On Wednesday, Rush Limbaugh, who has no children and is currently on his fourth wife, decided it would be a good idea to slap the “prostitute” label on a young woman who recently testified before Congress on the need for healthcare plans to cover contraception. One day later, the Senate barely defeated a bill that would allow employers and insurers to avoid covering birth control. Most defended the bill on the grounds of “religious freedom” — but Limbaugh’s stone-age utterings may have given the game away.
Sandra Fluke is a law student at Georgetown University who told Congress that rolling back Obama’s policy — which ensures coverage for birth control under any plan — would make birth control unaffordable for many women, including women who need to take it to treat ovarian cancer. Her appearance caused a stir because she only appeared after Democrats walked out of a Republican hearing on the contraception policy that included zero women.
Limbaugh shared his thoughts on Wednesday:
What does it say about the college co-ed Sandra Fluke, who goes before a congressional committee and essentially says that she must be paid to have sex? What does that make her? … It makes her a slut, right? It makes her a prostitute. She wants to be paid to have sex. She’s having so much sex she can’t afford the contraception. She wants you and me and the taxpayers to pay her to have sex. What does that make us?

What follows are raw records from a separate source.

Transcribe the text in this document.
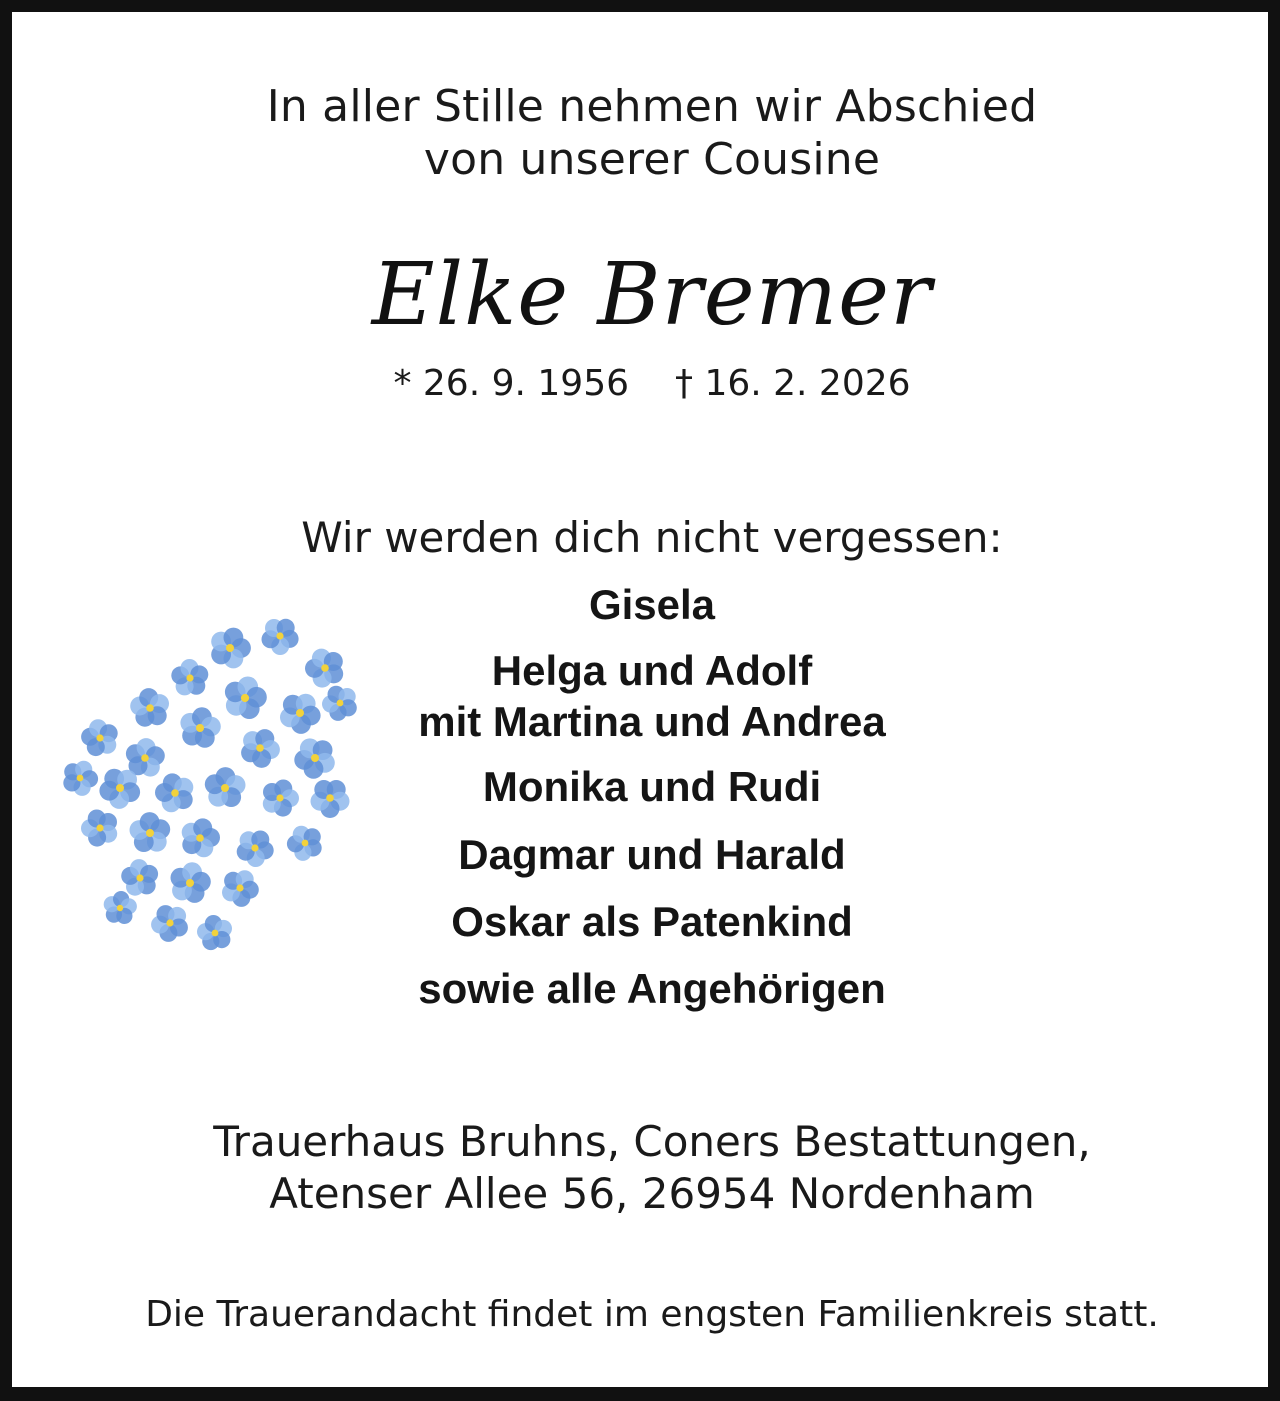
In aller Stille nehmen wir Abschied
von unserer Cousine
Elke Bremer
* 26. 9. 1956 † 16. 2. 2026
Wir werden dich nicht vergessen:
Gisela
Helga und Adolf
mit Martina und Andrea
Monika und Rudi
Dagmar und Harald
Oskar als Patenkind
sowie alle Angehörigen
Trauerhaus Bruhns, Coners Bestattungen,
Atenser Allee 56, 26954 Nordenham
Die Trauerandacht findet im engsten Familienkreis statt.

We’re the pimps.
This great defender of family values, who has called himself the “intellectual engine” of the conservative movement and commands a unique amount of power over the behavior of the Republicans in and out of Congress, has decided that the best way to wage a policy war is to graphically shame a woman for making a choice that many conservative women — and Limbaugh knows a lot of conservative women — also regularly make.
For whatever reason — cowardice? agreement? annoyance? — Republicans have shied from responding to a letter signed by more than than 70 Democratic representatives asking them to condemn Limbaugh’s comments. Of course, Thursday’s silence coincided with the 51-48 defeat in the Senate of an amendment by Sen. Roy Blunt (R-Missouri) and Sen. Marco Rubio (D-Florida) that would allow companies’ insurance plans to avoid covering the birth control costs (or any other procedure) of employees if there were any moral or religious objections.

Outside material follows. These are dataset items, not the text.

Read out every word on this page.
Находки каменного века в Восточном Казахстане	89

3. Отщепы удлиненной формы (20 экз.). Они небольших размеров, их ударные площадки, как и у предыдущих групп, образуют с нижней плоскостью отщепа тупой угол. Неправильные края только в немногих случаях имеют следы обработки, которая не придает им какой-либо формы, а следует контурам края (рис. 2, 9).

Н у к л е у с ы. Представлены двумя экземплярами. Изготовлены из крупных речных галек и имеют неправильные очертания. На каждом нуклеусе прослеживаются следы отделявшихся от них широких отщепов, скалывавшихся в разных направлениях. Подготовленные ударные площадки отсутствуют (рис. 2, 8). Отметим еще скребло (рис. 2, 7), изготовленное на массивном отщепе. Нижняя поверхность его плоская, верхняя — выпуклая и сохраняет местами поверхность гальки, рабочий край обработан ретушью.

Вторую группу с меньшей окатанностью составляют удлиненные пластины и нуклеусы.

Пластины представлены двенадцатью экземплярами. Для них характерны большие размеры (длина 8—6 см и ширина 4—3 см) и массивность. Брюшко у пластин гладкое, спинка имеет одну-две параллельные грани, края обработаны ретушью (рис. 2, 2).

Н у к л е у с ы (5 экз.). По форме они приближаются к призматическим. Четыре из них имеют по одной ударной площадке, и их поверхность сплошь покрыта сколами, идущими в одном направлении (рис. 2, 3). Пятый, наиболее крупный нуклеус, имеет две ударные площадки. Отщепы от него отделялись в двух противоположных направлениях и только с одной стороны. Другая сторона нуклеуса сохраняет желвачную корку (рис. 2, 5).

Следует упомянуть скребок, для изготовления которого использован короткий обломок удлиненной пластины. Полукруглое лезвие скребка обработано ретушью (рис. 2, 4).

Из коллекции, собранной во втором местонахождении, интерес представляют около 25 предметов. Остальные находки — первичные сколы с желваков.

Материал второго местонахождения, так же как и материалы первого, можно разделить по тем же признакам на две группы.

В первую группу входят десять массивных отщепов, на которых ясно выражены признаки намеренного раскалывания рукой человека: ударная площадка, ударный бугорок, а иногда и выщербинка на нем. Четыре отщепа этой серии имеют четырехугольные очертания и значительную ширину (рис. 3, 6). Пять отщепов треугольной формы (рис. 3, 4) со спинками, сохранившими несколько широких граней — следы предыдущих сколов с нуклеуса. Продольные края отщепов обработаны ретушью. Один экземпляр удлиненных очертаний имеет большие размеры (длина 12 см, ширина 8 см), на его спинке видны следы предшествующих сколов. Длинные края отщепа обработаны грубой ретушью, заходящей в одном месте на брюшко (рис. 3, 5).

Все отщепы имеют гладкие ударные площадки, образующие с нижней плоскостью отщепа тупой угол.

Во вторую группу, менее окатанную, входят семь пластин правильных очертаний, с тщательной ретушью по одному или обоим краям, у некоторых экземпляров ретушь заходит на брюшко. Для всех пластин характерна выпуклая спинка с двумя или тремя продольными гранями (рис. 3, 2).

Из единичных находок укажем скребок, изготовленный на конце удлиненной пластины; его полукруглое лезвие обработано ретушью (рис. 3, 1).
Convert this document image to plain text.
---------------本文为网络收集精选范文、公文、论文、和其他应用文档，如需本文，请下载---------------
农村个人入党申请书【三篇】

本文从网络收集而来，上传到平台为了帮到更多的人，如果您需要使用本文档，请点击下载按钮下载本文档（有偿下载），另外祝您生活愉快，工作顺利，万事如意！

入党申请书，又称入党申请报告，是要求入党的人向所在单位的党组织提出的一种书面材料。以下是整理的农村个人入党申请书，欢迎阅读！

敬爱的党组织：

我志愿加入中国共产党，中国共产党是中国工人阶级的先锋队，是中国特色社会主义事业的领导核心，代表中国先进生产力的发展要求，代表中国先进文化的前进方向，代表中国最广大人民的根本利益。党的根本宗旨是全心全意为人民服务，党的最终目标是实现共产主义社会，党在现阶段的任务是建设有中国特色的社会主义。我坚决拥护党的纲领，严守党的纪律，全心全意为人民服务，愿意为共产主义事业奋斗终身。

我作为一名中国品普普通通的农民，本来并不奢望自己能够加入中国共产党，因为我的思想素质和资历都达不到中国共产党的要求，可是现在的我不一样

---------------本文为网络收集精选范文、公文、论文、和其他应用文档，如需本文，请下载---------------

Blunt told the Associated Press that the fight “won’t be over until the administration figures out how to accommodate people’s religious views at it relates to these mandates,” making it seem like the fight is for the rights of religious groups. It sounds moderate and inclusive, building an illusion of tolerance for a party that has grown increasingly hostile to any sort of reproductive health rights for women. (Maine Sen. Olympia Snowe, one of the last Republicans who was not anti-abortion, recently decided to retire because of the contraception fight, among other reasons).
Given that 60% of Catholic women supported Obama’s policy even before the newest round of fighting, one might believe that the Republicans would want to start talking about women with respect so they won’t alienate those ever-crucial suburban soccer moms in this fall’s election.
Or maybe, like college, that’s just for snobs.